What is the NDAA, and How Does it Affect Video Surveillance?
We outline the ins-and-outs of this complex ruling
By: Therese Hume, Strategic Partner Director
Cybersecurity has become a critical concern for organizations across the globe, especially in light of recent breaches that have involved known players in the industry. At Oncam, we have always been focused on ensuring the highest level of cybersecurity; it’s part of our ongoing promise to our customers, distributors, and OEM partners and it’s at the forefront during the inception, design, development, testing and maintenance phases of all our products.

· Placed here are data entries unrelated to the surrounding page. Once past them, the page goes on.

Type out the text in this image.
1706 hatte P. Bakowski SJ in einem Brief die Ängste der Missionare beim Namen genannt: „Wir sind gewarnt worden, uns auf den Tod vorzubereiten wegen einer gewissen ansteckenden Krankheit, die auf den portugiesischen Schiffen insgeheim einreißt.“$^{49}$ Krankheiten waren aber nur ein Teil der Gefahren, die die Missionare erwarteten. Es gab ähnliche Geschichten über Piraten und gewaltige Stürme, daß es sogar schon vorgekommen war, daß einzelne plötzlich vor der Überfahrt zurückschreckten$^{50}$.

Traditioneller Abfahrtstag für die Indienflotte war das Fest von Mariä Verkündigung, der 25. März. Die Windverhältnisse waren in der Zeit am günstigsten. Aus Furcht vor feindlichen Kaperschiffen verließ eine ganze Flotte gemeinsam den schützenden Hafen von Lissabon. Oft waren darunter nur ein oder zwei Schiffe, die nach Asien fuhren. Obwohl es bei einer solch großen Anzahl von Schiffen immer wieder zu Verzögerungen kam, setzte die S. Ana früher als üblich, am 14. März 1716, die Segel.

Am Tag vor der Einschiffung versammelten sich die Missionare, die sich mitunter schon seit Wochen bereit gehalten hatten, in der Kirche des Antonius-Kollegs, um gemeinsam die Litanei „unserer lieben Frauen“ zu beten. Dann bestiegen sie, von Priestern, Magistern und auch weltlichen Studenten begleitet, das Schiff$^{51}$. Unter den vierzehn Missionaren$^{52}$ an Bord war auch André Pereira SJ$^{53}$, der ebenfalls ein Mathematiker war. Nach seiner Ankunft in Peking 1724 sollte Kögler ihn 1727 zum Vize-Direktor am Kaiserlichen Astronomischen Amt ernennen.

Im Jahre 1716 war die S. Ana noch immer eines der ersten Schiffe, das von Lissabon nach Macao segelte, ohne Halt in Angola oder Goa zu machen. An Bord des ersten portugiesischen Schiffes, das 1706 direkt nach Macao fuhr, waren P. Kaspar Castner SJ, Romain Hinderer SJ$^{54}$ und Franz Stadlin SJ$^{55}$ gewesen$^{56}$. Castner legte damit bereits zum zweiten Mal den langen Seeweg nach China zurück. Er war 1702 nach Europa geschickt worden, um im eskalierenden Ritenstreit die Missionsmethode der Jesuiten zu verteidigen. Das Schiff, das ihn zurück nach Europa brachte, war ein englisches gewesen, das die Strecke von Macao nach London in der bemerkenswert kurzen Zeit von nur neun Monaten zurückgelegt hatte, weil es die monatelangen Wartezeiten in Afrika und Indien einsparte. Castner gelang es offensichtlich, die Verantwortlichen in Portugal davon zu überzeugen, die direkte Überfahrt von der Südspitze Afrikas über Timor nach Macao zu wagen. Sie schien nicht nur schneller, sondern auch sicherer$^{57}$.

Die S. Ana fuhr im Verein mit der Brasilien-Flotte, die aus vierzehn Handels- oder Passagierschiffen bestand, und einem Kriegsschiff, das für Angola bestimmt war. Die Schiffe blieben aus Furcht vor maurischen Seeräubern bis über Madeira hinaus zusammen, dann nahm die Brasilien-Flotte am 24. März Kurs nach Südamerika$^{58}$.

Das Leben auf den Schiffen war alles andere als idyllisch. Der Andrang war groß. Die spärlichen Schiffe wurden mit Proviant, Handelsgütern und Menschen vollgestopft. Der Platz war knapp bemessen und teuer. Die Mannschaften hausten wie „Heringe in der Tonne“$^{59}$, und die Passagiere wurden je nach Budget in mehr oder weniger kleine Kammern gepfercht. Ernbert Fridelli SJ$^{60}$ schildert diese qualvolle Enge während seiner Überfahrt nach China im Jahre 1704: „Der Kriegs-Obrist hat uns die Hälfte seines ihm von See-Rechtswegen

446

Many of our partners are involved in significant projects with the U.S. Government, which is understandably one of the most demanding organizations when it comes to the cybersecurity, as well as video surveillance systems used for critical infrastructure and public safety. Due to recent concerns regarding the cybersecurity of government agencies, the United States has enacted a rule in regard to what brands can be used in networked projects within this sector.
Section 889 of the John S. McCain National Defense Authorization Act (NDAA) is a U.S. federal law that imposes restrictions on the procurement and use of technology from specifically named Chinese telecom giants and their subsidiaries. It went into effect on Aug. 13, 2019 and was expanded approximately a year later to cover “contracting with” and include wording in regard to “critical technology.” It is important to note that the bill addresses specific technology vendors by name and is not related to the manufacturing location of products or components.
Agencies or end-users working with the U.S. federal government now must ensure that equipment “as a substantial or essential component of any system” is not originated from any of these banned brands. For technology providers, this means the federal government requires disclosure of the OEM, and its originating components. Therefore, video surveillance providers cannot be considered NDAA-compliant unless all of the specific technologies used to create their camera technologies are certified from OEMs not affiliated with any of the restricted vendors.
At Oncam, we pride ourselves of having a product line that is fully NDAA compliant. Our most recent collaboration for the C-Series is with Qualcomm Technologies, one of the leading SoC providers, a company that is not just at the forefront in delivering the features and technology needed for the next generation of fisheye cameras, but that is also laser-focused on ensuring compliance and following the most stringent cybersecurity protocols .
Nevertheless, it is necessary for us to continue to be vigilant about the entire supply chain, running comprehensive assessments to ensure the highest levels of compliance are met — this is part of our promise to you, as a partner and customer.
Oncam products are used and trusted by numerous governments and enterprises across the globe. As we continue to foster strategic partnerships and grow our business, we are committed to ensuring our technologies meet NDAA compliance because these rules will not change in the short term.